Nearly 15 years ago, the management of a large company had a novel idea about how to encourage its employees to enroll in 401K savings plans. It wasn’t by creating more attractive savings schemes, but by automatically enrolling their employees into the same plans they’d otherwise ignored. The employees could opt or change plans, but few did. Facing a complex decision they were poorly equipped to make, people went with the default option.
Those who study behavior have long recognized the privileged place held by the default—the action taken if a person fails to make a decision. The rules are true in savings plans and car insurance and organ donation. But we consistently and—research now suggests—wrongly, assume that when people are posed with questions about death, decision-making should be inherently different.
My patient was nearly 80 years old and had lung cancer and a pneumonia. I had been a doctor for about a month. It occurred to me one evening, watching her oxygen levels plummet with each paroxysm of cough, that I should probably ask her what she’d want us to do if she got sicker.
“Some patients ask us to do everything,” I told her. “That means electrical shocks, a breathing tube, the ICU. We could do that. Other patients tell us that they don’t want any of this and would prefer just to be comfortable.”
She finally answered: “Well, I don’t know. If my heart stopped tonight? Do everything.”
I made a check mark on my to do list for the evening and thought about the way it feels when ribs break under your hands during chest compressions.
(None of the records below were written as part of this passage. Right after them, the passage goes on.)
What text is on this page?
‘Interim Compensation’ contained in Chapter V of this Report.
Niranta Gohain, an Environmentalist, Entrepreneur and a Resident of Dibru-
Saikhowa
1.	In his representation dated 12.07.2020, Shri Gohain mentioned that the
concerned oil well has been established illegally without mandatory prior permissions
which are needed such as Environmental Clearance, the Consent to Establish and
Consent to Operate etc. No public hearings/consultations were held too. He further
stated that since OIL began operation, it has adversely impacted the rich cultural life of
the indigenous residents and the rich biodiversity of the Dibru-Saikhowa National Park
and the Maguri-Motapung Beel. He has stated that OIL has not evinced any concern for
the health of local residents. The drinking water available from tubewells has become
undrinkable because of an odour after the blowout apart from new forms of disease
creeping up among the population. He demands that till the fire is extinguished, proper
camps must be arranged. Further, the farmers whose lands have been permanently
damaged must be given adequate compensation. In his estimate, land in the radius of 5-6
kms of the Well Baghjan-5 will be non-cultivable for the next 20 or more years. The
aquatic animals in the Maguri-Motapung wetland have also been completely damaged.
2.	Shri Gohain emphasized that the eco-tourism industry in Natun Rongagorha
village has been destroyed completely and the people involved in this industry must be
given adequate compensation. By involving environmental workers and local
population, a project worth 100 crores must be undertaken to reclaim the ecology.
I know that my intentions were good. After all, our intentions generally are. But perhaps our assumptions are flawed, and this is what gets us into trouble. At the University of Pennsylvania, Dr. Scott Halpern, an assistant professor, runs a program that aims to improve end-of-life care by studying how people make decisions. His group recently tested the idea that end-of-life decisions could be influenced by the way options were presented.
They asked more than 100 patients with terminal diseases to fill out one of three advance directives. Two of the sample advance directives had one option already checked off. This was the default—in one the default requested doctors to focus on comfort, the other set asked to extend life at all cost. In either scenario, the patient was free to choose a different option.
My conversations have always assumed that regardless of how I present the information, people should be “immune,” as Halpern says, to the types of bias that plague other decision-making arenas. But that’s not the case. Patients were more likely to elect to receive comfort-oriented care at the end of their lives if that was the default option they were randomly assigned. The default options also changed people’s decisions about chest compressions and breathing machines and feeding tubes.
The patients weren’t any different but the default options were and thus, so was the care these groups said they’d want at the ends of their lives.